Em sua fala, a secretária de Saúde Digital do Ministério da Saúde, Ana Estela Haddad, reforçou essa necessidade de interoperar os dados de saúde e reforçou que ainda há no país grandes desafios a serem superados para que uma completa integração dos sistemas. No caso do SUS, por exemplo, ela salientou tratar-se de um sistema que existe há 35 anos, que já cresceu de forma fragmentada e dispõe de dados e sistemas indispensáveis, tornando o cenário ainda mais complexo. Segundo a Secretária, a solução que está sendo adotada passa pela construção de uma arquitetura de interoperabilidade de dados orientada pela Rede Nacional de Dados em Saúde (RNDS), plataforma nacional de interoperabilidade em saúde instituída pela Portaria GM/MS nº 1.434, de 28 de maio de 2020.

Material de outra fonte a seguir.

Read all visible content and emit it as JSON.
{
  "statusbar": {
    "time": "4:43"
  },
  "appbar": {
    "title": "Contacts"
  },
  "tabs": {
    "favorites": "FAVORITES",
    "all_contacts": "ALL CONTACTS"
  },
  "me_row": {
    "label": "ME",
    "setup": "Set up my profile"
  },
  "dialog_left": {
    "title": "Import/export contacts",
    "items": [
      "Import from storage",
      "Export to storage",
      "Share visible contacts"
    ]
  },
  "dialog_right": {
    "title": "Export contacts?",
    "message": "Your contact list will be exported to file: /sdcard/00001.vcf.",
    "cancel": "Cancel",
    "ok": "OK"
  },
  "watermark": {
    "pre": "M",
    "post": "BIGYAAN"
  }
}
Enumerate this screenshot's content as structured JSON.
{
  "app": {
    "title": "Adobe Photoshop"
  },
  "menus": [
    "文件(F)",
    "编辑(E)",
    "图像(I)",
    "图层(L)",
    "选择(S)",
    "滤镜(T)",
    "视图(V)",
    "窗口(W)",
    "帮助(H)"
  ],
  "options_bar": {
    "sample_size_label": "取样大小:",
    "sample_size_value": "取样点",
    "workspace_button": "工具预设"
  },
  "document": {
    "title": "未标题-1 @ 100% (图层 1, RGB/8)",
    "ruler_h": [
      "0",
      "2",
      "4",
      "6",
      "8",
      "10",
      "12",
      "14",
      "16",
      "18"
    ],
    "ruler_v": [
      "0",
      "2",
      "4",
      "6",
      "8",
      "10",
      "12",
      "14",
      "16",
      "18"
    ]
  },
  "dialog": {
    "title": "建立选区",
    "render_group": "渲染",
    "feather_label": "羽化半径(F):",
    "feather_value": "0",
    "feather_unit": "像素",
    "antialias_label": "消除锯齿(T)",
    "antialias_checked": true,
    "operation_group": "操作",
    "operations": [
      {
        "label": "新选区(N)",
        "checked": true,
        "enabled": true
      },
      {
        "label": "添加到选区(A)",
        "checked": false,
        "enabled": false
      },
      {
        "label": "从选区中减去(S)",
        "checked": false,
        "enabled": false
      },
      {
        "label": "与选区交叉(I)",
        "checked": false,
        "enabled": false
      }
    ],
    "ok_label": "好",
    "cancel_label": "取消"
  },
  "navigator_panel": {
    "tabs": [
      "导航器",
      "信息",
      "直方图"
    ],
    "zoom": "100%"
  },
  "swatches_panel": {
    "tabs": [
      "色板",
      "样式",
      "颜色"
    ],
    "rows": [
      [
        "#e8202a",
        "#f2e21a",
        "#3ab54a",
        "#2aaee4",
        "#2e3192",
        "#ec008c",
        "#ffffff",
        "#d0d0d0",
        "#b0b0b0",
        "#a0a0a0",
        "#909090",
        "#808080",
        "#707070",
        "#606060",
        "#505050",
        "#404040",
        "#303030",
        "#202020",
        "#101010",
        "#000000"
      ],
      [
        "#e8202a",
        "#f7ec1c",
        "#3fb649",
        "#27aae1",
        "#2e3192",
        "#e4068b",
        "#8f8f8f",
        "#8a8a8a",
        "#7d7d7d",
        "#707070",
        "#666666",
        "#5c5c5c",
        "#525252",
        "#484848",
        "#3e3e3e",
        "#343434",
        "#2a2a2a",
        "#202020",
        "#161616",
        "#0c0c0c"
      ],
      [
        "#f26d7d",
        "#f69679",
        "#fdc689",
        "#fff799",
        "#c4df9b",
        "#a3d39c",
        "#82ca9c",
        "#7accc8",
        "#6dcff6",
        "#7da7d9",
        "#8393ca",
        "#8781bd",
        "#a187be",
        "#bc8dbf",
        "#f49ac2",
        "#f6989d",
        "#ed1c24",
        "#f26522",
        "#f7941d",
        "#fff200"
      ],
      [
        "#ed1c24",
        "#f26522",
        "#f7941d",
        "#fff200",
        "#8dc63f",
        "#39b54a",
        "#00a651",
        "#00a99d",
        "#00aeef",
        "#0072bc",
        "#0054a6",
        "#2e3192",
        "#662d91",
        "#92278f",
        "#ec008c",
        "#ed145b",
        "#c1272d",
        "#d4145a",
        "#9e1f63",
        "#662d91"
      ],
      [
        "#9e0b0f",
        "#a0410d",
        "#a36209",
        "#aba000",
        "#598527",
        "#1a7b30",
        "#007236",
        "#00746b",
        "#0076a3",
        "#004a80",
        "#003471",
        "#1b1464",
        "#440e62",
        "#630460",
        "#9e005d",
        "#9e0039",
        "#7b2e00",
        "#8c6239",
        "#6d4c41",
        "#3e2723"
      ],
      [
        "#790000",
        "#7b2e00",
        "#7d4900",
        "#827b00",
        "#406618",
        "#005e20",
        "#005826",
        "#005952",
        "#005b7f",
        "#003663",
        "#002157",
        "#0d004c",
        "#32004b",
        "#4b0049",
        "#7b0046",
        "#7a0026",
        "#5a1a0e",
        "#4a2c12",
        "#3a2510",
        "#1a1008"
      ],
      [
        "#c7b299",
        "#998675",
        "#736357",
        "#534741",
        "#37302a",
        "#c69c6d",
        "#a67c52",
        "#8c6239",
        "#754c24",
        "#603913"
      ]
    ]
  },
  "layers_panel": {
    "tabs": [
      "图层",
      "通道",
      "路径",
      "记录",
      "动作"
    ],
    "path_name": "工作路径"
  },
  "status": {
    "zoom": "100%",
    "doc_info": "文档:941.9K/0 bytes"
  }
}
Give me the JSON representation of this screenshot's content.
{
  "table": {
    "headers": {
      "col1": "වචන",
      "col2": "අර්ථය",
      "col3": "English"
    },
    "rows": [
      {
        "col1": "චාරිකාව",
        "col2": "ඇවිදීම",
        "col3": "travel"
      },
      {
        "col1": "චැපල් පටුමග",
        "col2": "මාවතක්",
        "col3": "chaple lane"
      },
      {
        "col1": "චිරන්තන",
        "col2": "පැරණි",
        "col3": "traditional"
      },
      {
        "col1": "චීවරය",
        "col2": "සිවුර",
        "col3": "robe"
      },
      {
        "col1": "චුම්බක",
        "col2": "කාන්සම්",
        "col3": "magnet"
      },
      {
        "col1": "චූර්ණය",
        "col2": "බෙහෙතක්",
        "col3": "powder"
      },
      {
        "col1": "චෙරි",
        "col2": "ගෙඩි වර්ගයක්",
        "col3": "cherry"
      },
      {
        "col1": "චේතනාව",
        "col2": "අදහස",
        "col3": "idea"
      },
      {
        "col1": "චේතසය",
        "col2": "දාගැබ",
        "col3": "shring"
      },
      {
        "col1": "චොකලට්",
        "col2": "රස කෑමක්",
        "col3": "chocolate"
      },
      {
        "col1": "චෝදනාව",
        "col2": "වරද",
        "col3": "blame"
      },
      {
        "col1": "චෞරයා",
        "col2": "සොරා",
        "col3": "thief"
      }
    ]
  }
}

“A ideia é possibilitar que, de um lado, o cidadão possa ter seus dados e, de outro, que o gestor possa ter números consolidados para a tomada de decisão; e que o profissional também tenha subsídios para dar continuidade àquele cuidado, mesmo estando em uma unidade de saúde diferente. Além disso, a proposta é viabilizar que pesquisadores possam recorrer a esses dados, respeitando a LGPD, para soluções em benefício da saúde pública”, enfatizou Ana Estela, a qual também revelou que o governo está trabalhando em um índice nacional de maturidade digital, a fim de orientar esse processo de forma única e articulada para toda a saúde do Brasil.
Os demais membros da mesa e o moderador do painel trouxeram relevantes dados e pontos de discussão, bem como demonstraram o quanto os setores público e privado estão engajados na construção de diálogos e projetos que viabilizem completa interoperabilidade de sistemas e dados no país.
Pedrotti encerrou sua participação no debate falando da disponibilidade da SDB em colaborar com a definição desses padrões e de terminologias para o efetivo avanço da interoperabilidade no setor da saúde. “Nosso maior interesse é encaminhar e consolidar esses dados para que eles se tornem disponíveis a todos. Por isso, estamos à disposição para trabalhar com agências regulatórias e com autoridades, como a secretária de saúde digital, para avançar nesse aspecto”, conclui ele.